Nobody's willing to say it yet. But after Ferguson, and especially after the Eric Garner case that exploded in New York yesterday after yet another non-indictment following a minority death-in-custody, the police suddenly have a legitimacy problem in this country.

Law-enforcement resources are now distributed so unevenly, and justice is being administered with such brazen inconsistency, that people everywhere are going to start questioning the basic political authority of law enforcement. And they're mostly going to be right to do it, and when they do, it's going to create problems that will make the post-Ferguson unrest seem minor.

The Garner case was a perfect symbol of everything that's wrong with the proactive police tactics that are now baseline policy in most inner cities. ... But the psychic impact of these policies on the massive pool of everyone else in the target neighborhoods is a rising sense of being seriously pissed off.

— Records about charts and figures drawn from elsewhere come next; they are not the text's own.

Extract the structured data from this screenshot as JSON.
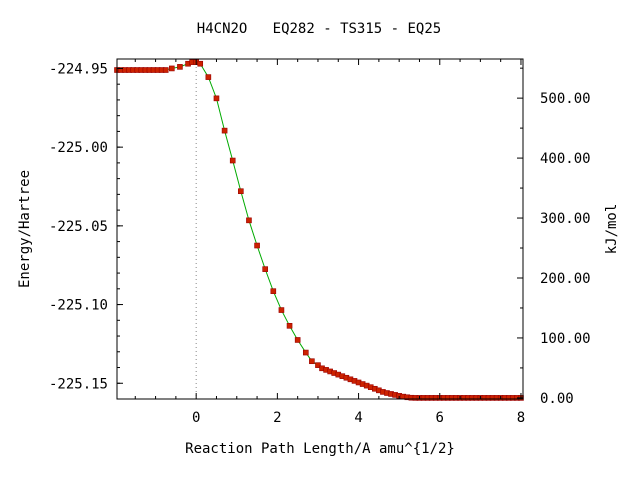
{
  "chart_data": {
    "type": "line",
    "title": "H4CN2O   EQ282 - TS315 - EQ25",
    "xlabel": "Reaction Path Length/A amu^{1/2}",
    "ylabel": "Energy/Hartree",
    "ylabel_right": "kJ/mol",
    "xlim": [
      -1.95,
      8.05
    ],
    "ylim": [
      -225.16,
      -224.944
    ],
    "x_ticks": [
      0,
      2,
      4,
      6,
      8
    ],
    "x_tick_labels": [
      "0",
      "2",
      "4",
      "6",
      "8"
    ],
    "y_ticks": [
      -224.95,
      -225.0,
      -225.05,
      -225.1,
      -225.15
    ],
    "y_tick_labels": [
      "-224.95",
      "-225.00",
      "-225.05",
      "-225.10",
      "-225.15"
    ],
    "y2_ticks": [
      0,
      100,
      200,
      300,
      400,
      500
    ],
    "y2_tick_labels": [
      "0.00",
      "100.00",
      "200.00",
      "300.00",
      "400.00",
      "500.00"
    ],
    "y2_zero_hartree": -225.1593,
    "y2_kj_per_hartree": 2625.5,
    "ts_x": 0,
    "colors": {
      "line": "#00aa00",
      "marker": "#cc2200",
      "marker_edge": "#990000",
      "ts_line": "#888888",
      "axis": "#000000"
    },
    "series": [
      {
        "x": [
          -1.95,
          -1.85,
          -1.75,
          -1.65,
          -1.55,
          -1.45,
          -1.35,
          -1.25,
          -1.15,
          -1.05,
          -0.95,
          -0.85,
          -0.75,
          -0.6,
          -0.4,
          -0.2,
          -0.1,
          0,
          0.1,
          0.3,
          0.5,
          0.7,
          0.9,
          1.1,
          1.3,
          1.5,
          1.7,
          1.9,
          2.1,
          2.3,
          2.5,
          2.7,
          2.85,
          3.0,
          3.1,
          3.2,
          3.3,
          3.4,
          3.5,
          3.6,
          3.7,
          3.8,
          3.9,
          4.0,
          4.1,
          4.2,
          4.3,
          4.4,
          4.5,
          4.6,
          4.7,
          4.8,
          4.9,
          5.0,
          5.1,
          5.2,
          5.3,
          5.4,
          5.5,
          5.6,
          5.7,
          5.8,
          5.9,
          6.0,
          6.1,
          6.2,
          6.3,
          6.4,
          6.5,
          6.6,
          6.7,
          6.8,
          6.9,
          7.0,
          7.1,
          7.2,
          7.3,
          7.4,
          7.5,
          7.6,
          7.7,
          7.8,
          7.9,
          8.0
        ],
        "y": [
          -224.951,
          -224.951,
          -224.951,
          -224.951,
          -224.951,
          -224.951,
          -224.951,
          -224.951,
          -224.951,
          -224.951,
          -224.951,
          -224.951,
          -224.951,
          -224.95,
          -224.949,
          -224.947,
          -224.946,
          -224.946,
          -224.947,
          -224.9555,
          -224.969,
          -224.9895,
          -225.0085,
          -225.028,
          -225.0465,
          -225.0625,
          -225.0775,
          -225.0915,
          -225.1035,
          -225.1135,
          -225.1225,
          -225.1305,
          -225.136,
          -225.1385,
          -225.1405,
          -225.1415,
          -225.1425,
          -225.1435,
          -225.1445,
          -225.1455,
          -225.1465,
          -225.1475,
          -225.1485,
          -225.1495,
          -225.1505,
          -225.1515,
          -225.1525,
          -225.1535,
          -225.1545,
          -225.1555,
          -225.1562,
          -225.1568,
          -225.1574,
          -225.158,
          -225.1585,
          -225.1589,
          -225.1592,
          -225.1593,
          -225.1593,
          -225.1593,
          -225.1593,
          -225.1593,
          -225.1593,
          -225.1593,
          -225.1593,
          -225.1593,
          -225.1593,
          -225.1593,
          -225.1593,
          -225.1593,
          -225.1593,
          -225.1593,
          -225.1593,
          -225.1593,
          -225.1593,
          -225.1593,
          -225.1593,
          -225.1593,
          -225.1593,
          -225.1593,
          -225.1593,
          -225.1593,
          -225.1593,
          -225.1593
        ]
      }
    ]
  }
}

They're tired of being manhandled and searched once a week or more for riding bikes the wrong way down the sidewalk (about 25,000 summonses a year here in New York), smoking in the wrong spot, selling loosies, or just "obstructing pedestrian traffic," a.k.a. walking while black.

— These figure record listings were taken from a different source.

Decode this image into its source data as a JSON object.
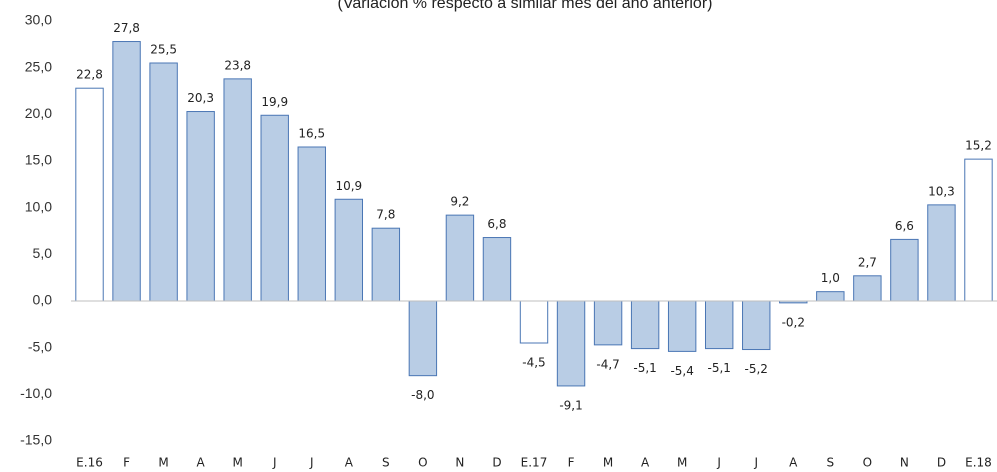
{
  "chart_data": {
    "type": "bar",
    "subtitle": "(Variación % respecto a similar mes del año anterior)",
    "categories": [
      "E.16",
      "F",
      "M",
      "A",
      "M",
      "J",
      "J",
      "A",
      "S",
      "O",
      "N",
      "D",
      "E.17",
      "F",
      "M",
      "A",
      "M",
      "J",
      "J",
      "A",
      "S",
      "O",
      "N",
      "D",
      "E.18"
    ],
    "values": [
      22.8,
      27.8,
      25.5,
      20.3,
      23.8,
      19.9,
      16.5,
      10.9,
      7.8,
      -8.0,
      9.2,
      6.8,
      -4.5,
      -9.1,
      -4.7,
      -5.1,
      -5.4,
      -5.1,
      -5.2,
      -0.2,
      1.0,
      2.7,
      6.6,
      10.3,
      15.2
    ],
    "value_labels": [
      "22,8",
      "27,8",
      "25,5",
      "20,3",
      "23,8",
      "19,9",
      "16,5",
      "10,9",
      "7,8",
      "-8,0",
      "9,2",
      "6,8",
      "-4,5",
      "-9,1",
      "-4,7",
      "-5,1",
      "-5,4",
      "-5,1",
      "-5,2",
      "-0,2",
      "1,0",
      "2,7",
      "6,6",
      "10,3",
      "15,2"
    ],
    "colors": [
      "#ffffff",
      "#b9cde5",
      "#b9cde5",
      "#b9cde5",
      "#b9cde5",
      "#b9cde5",
      "#b9cde5",
      "#b9cde5",
      "#b9cde5",
      "#b9cde5",
      "#b9cde5",
      "#b9cde5",
      "#ffffff",
      "#b9cde5",
      "#b9cde5",
      "#b9cde5",
      "#b9cde5",
      "#b9cde5",
      "#b9cde5",
      "#b9cde5",
      "#b9cde5",
      "#b9cde5",
      "#b9cde5",
      "#b9cde5",
      "#ffffff"
    ],
    "edge_color": "#4a76b4",
    "ylim": [
      -15,
      30
    ],
    "yticks": [
      {
        "value": -15,
        "label": "-15,0"
      },
      {
        "value": -10,
        "label": "-10,0"
      },
      {
        "value": -5,
        "label": "-5,0"
      },
      {
        "value": 0,
        "label": "0,0"
      },
      {
        "value": 5,
        "label": "5,0"
      },
      {
        "value": 10,
        "label": "10,0"
      },
      {
        "value": 15,
        "label": "15,0"
      },
      {
        "value": 20,
        "label": "20,0"
      },
      {
        "value": 25,
        "label": "25,0"
      },
      {
        "value": 30,
        "label": "30,0"
      }
    ],
    "grid": false
  }
}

This is exactly what you hear Eric Garner complaining about in the last moments of his life. "Every time you see me, you want to mess with me," he says. "It stops today!" ...[I]f Eric Garner had been selling naked credit default swaps instead of cigarettes – if in other words he'd set up a bookmaking operation in which passersby could bet on whether people made their home mortgage payments or companies paid off their bonds – the police by virtue of a federal law called the Commodity Futures Modernization Act would have been barred from even approaching him. ...

[Y]ou can't send hundreds of thousands of people to court every year on broken-taillight-type misdemeanors and expect people to sit still while yet another coroner-declared homicide goes unindicted. It just won't hold. If the law isn't the same everywhere, it's not legitimate. And in these neighborhoods, what we have doesn't come close to looking like one single set of laws anymore.

When that perception sinks in, it's not just going to be one Eric Garner deciding that listening to police orders "ends today." It's going to be everyone. And man, what a mess that's going to be.